Can Sharks strike gold against Chiefs?


And the pack of forwards that paved the way for the Sharks’ wins in the semi-final against the Stormers last week and the Reds in the quarter-final the week before remains intact.

Jordaan comes in for injured Tim Whitehead and Lambie replaces Riaan Viljoen, who reverts to the bench.

The latter offered the Sharks a kicking game against the Stormers as Lambie recovered from a long-standing ankle injury.

Lambie not only has presence under the high ball but also poses a counter-attacking threat and has a useful boot, not to mention a goal-kicking option – it will be interesting to see whether Plumtree opts for Frederic Michalak or former first-choice Lambie to take goal kicks

Now that his starting line-up has been decided, Plumtree said his team were ready to embrace history.

“We’ve beaten the Australian conference winners in Australia, the SA winners in SA and now we take on the New Zealand winners in New Zealand,” the coach said.

“It’s been great for our team spirit to knock off the ‘impossible’ two weeks in a row. Our senior players have stepped up and accepted that challenge, and done really well. It has built confidence, and getting to the final adds excitement because of what we’ve been through. It’s given us that little bit of confidence going into the big game.”

The Sharks lost narrowly to the Chiefs in April in Durban, but Plumtree says that game is irrelevant.

“There are a number of changes to our side that played them at Kings Park, so there isn’t a lot of relevance, really.”

As it has turns out, Plumtree has a near full-strength squad to pick from, which is pretty much unheard of at the end of a long tournament.

“There has been some continuity in selection which has been great because it has added belief. At this stage of the competition it’s really important, but at the same time we’ve had some injuries as well, particularly to our midfield. So it’s fantastic having Pat Lambie and Paul Jordaan coming back.”

What does Plumtree make of the Chiefs?

“They are a very good side, they won what was probably the strongest conference out of the three and deserve to be in the final.

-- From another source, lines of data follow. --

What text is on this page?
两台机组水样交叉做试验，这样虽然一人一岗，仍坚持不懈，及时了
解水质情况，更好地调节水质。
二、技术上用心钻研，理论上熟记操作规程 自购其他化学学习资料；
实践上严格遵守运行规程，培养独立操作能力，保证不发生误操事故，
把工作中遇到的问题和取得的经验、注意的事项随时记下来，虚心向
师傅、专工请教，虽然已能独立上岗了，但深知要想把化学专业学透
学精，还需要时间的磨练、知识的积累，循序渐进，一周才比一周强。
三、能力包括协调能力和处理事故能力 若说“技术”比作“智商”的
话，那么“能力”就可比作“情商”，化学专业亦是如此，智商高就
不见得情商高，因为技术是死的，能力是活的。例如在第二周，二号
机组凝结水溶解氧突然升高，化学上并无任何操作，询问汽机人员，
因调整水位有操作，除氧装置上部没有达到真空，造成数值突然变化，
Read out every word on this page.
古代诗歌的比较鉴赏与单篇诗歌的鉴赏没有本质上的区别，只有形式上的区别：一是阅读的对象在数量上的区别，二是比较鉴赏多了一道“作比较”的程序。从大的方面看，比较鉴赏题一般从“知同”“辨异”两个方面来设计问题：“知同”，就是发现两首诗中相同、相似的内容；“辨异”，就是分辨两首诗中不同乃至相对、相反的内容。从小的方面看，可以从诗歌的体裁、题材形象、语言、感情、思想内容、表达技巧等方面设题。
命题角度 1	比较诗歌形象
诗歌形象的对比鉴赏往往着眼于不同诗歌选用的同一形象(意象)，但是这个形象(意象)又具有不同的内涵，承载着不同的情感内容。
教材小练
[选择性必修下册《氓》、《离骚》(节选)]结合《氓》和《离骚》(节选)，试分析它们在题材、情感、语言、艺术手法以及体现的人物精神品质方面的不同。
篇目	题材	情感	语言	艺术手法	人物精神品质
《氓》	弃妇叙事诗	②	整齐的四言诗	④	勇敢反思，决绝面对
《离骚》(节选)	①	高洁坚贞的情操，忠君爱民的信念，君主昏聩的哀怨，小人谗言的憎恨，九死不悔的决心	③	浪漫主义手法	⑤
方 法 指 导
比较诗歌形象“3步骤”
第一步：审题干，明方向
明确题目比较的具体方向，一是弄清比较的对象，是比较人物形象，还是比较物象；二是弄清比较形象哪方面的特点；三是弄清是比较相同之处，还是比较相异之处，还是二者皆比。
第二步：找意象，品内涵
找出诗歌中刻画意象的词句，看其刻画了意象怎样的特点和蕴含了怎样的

“They have played the best rugby consistently throughout the tournament, they have scored a lot of tries and they have a lot of really outstanding individuals. They’ll know that ultimately the best team on the day will get the prize.”

Where does Plumtree think the game will be won and lost?

“Like most finals, defensively it’s going to be really huge.

“You’ll come under pressure at stages and how we react to that pressure is important,” he said. “From an attack perspective, we have to make sure we take opportunities wherever they may present themselves.”

Plumtree said it was motivation for the Sharks that they could become the first SA team to win an overseas final – and the first Sharks team to win the title.

“Obviously we’ve mentioned it because it’s a real fact, but we’ve been focusing on the process of recovery and ticking all the boxes in terms of our preparation, and now it comes down to the mental side of it all,” he said.

“We know we have a lot of support back home and we’re also aware of the fact that no one is really giving us a chance, so it’s an opportunity to prove a lot of people wrong that we can pick ourselves up and go again.”